Naquele ano de 1927, em março, a Santa Casa realizou uma assembleia para eleição de sua nova diretoria. Diz o texto da época:

“Naquela assembleia, foi apresentado o relatório do sr. Provedor (o Dr. Hudson Gouthier), no qual minuciosamente, numa linguagem polida s.s. relata o ocorrido durante o período de sua administração.

Com justiça se refere aos diversos servidores da casa apreciando a conduta de cada um, elogiando-os merecidamente e, em particular, o sr. José Agostinho e sua ilma. esposa, enfermeira do estabelecimento. Dentre todos, coloca a pessoa do Dr. Miguel Gontijo em relevo, eis suas próprias palavras: ‘Esse moço e competente profissional, faz jus aos nossos agradecimentos pelos relevantes serviços prestados e muito justo seria que, como singela homenagem, o seu nome figurasse como um dos irmãos beneméritos e benfeitores’.”

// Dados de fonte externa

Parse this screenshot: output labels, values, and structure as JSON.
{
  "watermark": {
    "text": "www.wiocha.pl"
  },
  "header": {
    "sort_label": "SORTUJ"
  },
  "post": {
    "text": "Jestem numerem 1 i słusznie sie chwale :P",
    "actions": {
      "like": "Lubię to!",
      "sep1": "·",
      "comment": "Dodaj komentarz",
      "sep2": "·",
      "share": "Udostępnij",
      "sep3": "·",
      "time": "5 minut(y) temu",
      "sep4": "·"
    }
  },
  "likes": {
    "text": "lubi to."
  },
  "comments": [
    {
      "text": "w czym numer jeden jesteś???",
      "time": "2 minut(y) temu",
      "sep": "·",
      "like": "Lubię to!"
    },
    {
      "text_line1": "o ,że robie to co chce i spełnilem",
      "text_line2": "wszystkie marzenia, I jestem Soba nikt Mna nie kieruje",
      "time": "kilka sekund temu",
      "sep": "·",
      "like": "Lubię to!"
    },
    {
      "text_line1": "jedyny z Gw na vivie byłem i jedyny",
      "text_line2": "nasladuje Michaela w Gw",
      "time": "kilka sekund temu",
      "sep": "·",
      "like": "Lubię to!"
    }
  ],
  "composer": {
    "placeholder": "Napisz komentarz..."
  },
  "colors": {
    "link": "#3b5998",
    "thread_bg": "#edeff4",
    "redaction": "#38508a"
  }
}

Segue o relatório do provedor Dr. Hudson Gouthier, um documento claro e preciso. Dele ressalta a grande operosidade desse ilustre cavalheiro em prol da Santa Casa, instituição a quem lhe foram confiados os seus destinos, numa administração próspera e apta para um período de remodelação, à espera da construção do novo prédio (que é o atual na Praça Irmã Albuquerque). Na assembleia de março de 1927 foi reconduzido como provedor da Santa Casa o Dr. Hudson.

Ilustre juiz e cidadão

Dr. Hudson para aqui veio como juiz municipal do Termo Anexo. Foi o primeiro juiz de Direito da Comarca de Bom Despacho. Elemento perfeitamente ajustado e integrado nos meios da família bondespachense. Foi diretor do nosso Clube Bom Despacho por dois mandatos. Foi provedor da Santa Casa por duas vezes, em seguidas eleições. Foi um amigo. Foi um bondespachense pra valer.

Fez bem por merecer que se consagrasse e se conservasse titulando o novo edifício do Fórum da comarca de nossa terra.

Depoimento do Dr. Nicolau Leite

Um seu ilustre contemporâneo, o Dr. Nicolau Teixeira Leite, escreveu sobre ele: “A sua comunicabilidade aberta, natural, espontânea para com ricos e pobres, em nada prejudicava a severidade do Juiz, a retidão do magistrado que ele soube ser. Por isso, com certeza e justiça, seu nome se perpetua gravado na fachada do edifício da Justiça – o Fórum – a que ele serviu com amor. Hoje, Fórum Hudson Gouthier”.

O passado não pode morrer: é a história.

José d’Avó Gontijo: patriarca dos poetas bom-despachenses

José da Vó Gontijo nasceu em Bom Despacho no dia em 17 de abril de 1860, quase 163 anos atrás. As primeiras publicações de seus escritos foram feitas, por Nicolau Leite, no jornal “O Bom Despacho”, nos anos de 1970. Em vida não publicou nenhum livro. Mas muitos de seus preciosos manuscritos, guardados por uma admiradora dele em cadernos escolares, foram conservados e expostos, com versos escritos a partir dos anos de 1880.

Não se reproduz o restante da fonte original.